2. Teori Pembangunan Ekonomi Daerah
Para ahli mengemukakan berbagai teori tentang pembangunan daerah antara lain (Lincolin Arsyad, 1999: 115).
a. Teori Ekonomi Neo Klasik
Konsep pokok dalam pembangunan ekonomi daerah yaitu keseimbangan (equilibrium) dan mobilitas faktor produksi. Sistem perekonomian akan mencapai keseimbangan alamiah apabila modal bisa mengalir tanpa restriksi (pembatasan). Modal akan mengalir dari daerah yang berupah tinggi menuju ke daerah yang berupah rendah.
b. Teori Basis Ekonomi ( Economics Base Theory)
Teori basis ekonomi menyatakan bahwa faktor penentu utama dari pertumbuhan ekonomi daerah adalah adanya hubungan langsung Teori basis ekonomi menyatakan bahwa faktor penentu utama dari pertumbuhan ekonomi daerah adalah adanya hubungan langsung
Teori basis ekonomi membagi kegiatan ekonomi ke dalam dua sektor yaitu sektor basis dan sektor non basis. Kegiatan sektor basis merupakan kegiatan suatu masyarakat yang hasilnya berupa barang dan jasa yang ditujukan untuk ekspor keluar, regional, nasional, dan internasional.

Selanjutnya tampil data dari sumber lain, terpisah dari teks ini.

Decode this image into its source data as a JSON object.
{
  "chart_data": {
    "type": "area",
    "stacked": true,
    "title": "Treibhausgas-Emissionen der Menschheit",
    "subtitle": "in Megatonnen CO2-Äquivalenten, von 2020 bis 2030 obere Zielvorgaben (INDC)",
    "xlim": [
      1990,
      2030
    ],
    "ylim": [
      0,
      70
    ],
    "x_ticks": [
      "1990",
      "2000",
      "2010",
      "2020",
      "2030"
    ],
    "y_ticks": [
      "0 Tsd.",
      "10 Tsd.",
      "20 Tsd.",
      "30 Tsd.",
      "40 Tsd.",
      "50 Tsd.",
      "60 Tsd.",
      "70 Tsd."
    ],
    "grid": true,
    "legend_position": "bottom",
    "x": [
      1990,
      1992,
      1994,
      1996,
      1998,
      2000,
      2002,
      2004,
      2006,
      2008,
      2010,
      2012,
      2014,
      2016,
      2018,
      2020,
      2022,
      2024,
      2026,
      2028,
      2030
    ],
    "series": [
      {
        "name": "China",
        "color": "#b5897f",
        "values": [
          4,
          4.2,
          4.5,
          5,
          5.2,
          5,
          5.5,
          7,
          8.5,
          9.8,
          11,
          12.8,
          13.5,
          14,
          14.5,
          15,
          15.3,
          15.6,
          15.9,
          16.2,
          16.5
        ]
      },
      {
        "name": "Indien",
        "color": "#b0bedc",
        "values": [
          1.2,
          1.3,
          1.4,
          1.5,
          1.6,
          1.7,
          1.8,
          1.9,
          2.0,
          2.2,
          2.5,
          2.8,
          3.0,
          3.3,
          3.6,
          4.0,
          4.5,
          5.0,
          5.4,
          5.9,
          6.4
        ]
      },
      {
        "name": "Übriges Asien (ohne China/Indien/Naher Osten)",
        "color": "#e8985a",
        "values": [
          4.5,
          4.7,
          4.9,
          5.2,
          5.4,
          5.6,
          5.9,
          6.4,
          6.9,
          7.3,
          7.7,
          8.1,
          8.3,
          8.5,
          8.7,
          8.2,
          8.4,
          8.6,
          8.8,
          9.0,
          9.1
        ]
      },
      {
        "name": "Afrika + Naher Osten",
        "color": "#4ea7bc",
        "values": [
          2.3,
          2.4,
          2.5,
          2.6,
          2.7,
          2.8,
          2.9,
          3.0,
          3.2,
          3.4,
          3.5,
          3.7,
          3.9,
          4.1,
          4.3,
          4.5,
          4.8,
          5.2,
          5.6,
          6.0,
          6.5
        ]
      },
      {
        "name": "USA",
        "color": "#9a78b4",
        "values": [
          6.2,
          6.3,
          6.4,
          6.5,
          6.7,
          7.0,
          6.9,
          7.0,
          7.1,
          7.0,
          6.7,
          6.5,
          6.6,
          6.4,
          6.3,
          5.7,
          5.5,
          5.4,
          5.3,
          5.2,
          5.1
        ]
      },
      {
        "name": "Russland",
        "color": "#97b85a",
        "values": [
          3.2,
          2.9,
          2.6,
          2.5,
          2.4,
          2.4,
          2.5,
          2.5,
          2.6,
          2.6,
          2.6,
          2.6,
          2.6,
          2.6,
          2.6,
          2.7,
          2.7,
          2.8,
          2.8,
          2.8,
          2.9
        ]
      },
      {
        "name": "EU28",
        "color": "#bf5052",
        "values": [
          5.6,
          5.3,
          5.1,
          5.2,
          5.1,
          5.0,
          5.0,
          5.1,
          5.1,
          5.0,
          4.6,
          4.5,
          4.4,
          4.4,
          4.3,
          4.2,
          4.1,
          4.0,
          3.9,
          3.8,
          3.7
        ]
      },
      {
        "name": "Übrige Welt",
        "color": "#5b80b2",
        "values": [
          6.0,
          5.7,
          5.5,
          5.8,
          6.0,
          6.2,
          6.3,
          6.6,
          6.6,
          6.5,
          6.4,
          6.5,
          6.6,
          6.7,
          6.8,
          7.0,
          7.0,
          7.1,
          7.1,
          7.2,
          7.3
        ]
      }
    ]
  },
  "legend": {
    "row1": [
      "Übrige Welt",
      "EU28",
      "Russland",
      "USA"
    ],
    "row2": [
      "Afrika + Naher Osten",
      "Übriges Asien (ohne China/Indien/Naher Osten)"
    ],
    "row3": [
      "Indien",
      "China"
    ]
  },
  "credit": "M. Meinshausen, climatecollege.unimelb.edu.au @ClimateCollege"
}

Kegiatan sektor non basis merupakan kegiatan masyarakat yang hasilnya berupa barang dan jasa yang diperuntukkan bagi masyarakat itu sendiri dalam kawasan kehidupan ekonomi masyarakat tersebut. (Rachmat Hendayana, 2003: 3).
Penekanan terhadap arti penting bantuan (aid) kepada dunia usaha yang mempunyai pasar secara nasional maupun internasional merupakan strategi dari pembangunan daerah. Implementasi kebijakannya mencakup pengurangan hambatan atau batasan terhadap perusahaan-perusahaan yang berorientasi ekspor yang ada dan akan didirikan di daerah tersebut.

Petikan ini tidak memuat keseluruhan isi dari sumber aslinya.